Dankbarkeit ist oft an Leistungen geknüpft. Wir können uns meist Dankbarkeit uns selbst gegenüber erlauben, wenn wir uns für eine (von uns also solche kategorisiert und bewertet) Leistung dankbar sind. Das ist okay, wichtig und völlig in Ordnung, wir vollbringen jeden Tag Verschiedenes, wir leisten etwas und natürlich dürfen wir dafür Dankbarkeit empfinden und uns auf die Schulter klopfen*. Interessant und erweiternd für unser Bewusstsein kann es sein, zu erkennen, was wir als Leistung anerkennen (und was nicht), wofür wir bereit sind, uns Dankbarkeit zu zollen. Dort liegt ein Schatz begraben, dort können wir beginnen, Dankbarkeit in uns für uns selbst (und dann auch für andere) wachsen zu lassen. In welcher Form wir das tun, hängt von der jeweiligen Persönlichkeit ab; ich persönlich finde es aufschlussreich, ein Dankbarkeitsbuch zu führen… wann immer mir danach ist, schreibe ich in dieses Büchlein hinein. Man kann auch mit sich selbst alleine eine WhatsApp-Gruppe gründen, sich digitale Nachrichten schreiben oder aufsprechen. Wichtig ist, dass das Medium leicht verwendbar ist und wir es gerne angreifen, benützen und tatsächlich verwenden. Der Akt des Aufschreibens bzw. Aufsprechens ist für sich genommen eine Form der Materialisation, damit wird es für uns selbst auch mehr Realität. Außerdem können wir bei Bedarf später nachlesen/-hören und so auch unsere (Entwicklungs-)Prozesse nachvollziehen (wenn das gewünscht ist).

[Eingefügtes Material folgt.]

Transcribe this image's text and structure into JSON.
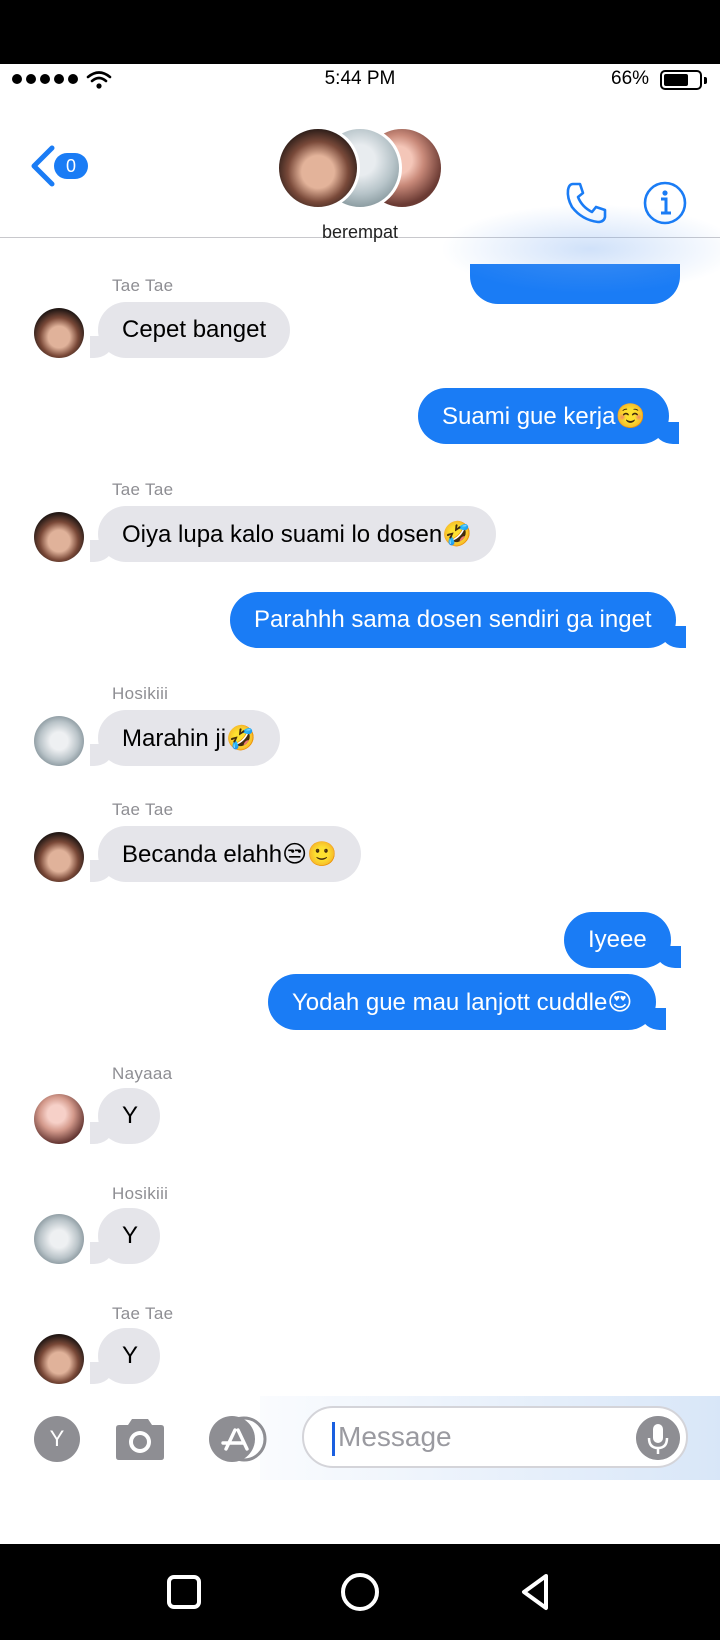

Ich starte einen kleinen Versuch, einige wenige Aspekte und Kontexte des Lebens aufzulisten (die Liste ist endlos und sehr individuell), welche wir gerne als selbstverständlich bzw. welche wir als Verdienste anderer erachten und die wir daher selten in Dankbarkeit beleuchten:
- Dankbarkeit dir selbst gegenüber, dass du es geschafft hast, geboren zu werden, auf die Welt zu kommen
- Dankbarkeit für den Abschluss des Kindergartens (so du einen besucht hast)
- Dankbarkeit für den Abschluss der Grund-/Volksschule
- Dankbarkeit, dass du bisher alle Widrigkeiten in deinem Leben überlebt hast (halte nach den kleinen Widrigkeiten Ausschau, für die großen fällt uns Dankbarkeit leichter)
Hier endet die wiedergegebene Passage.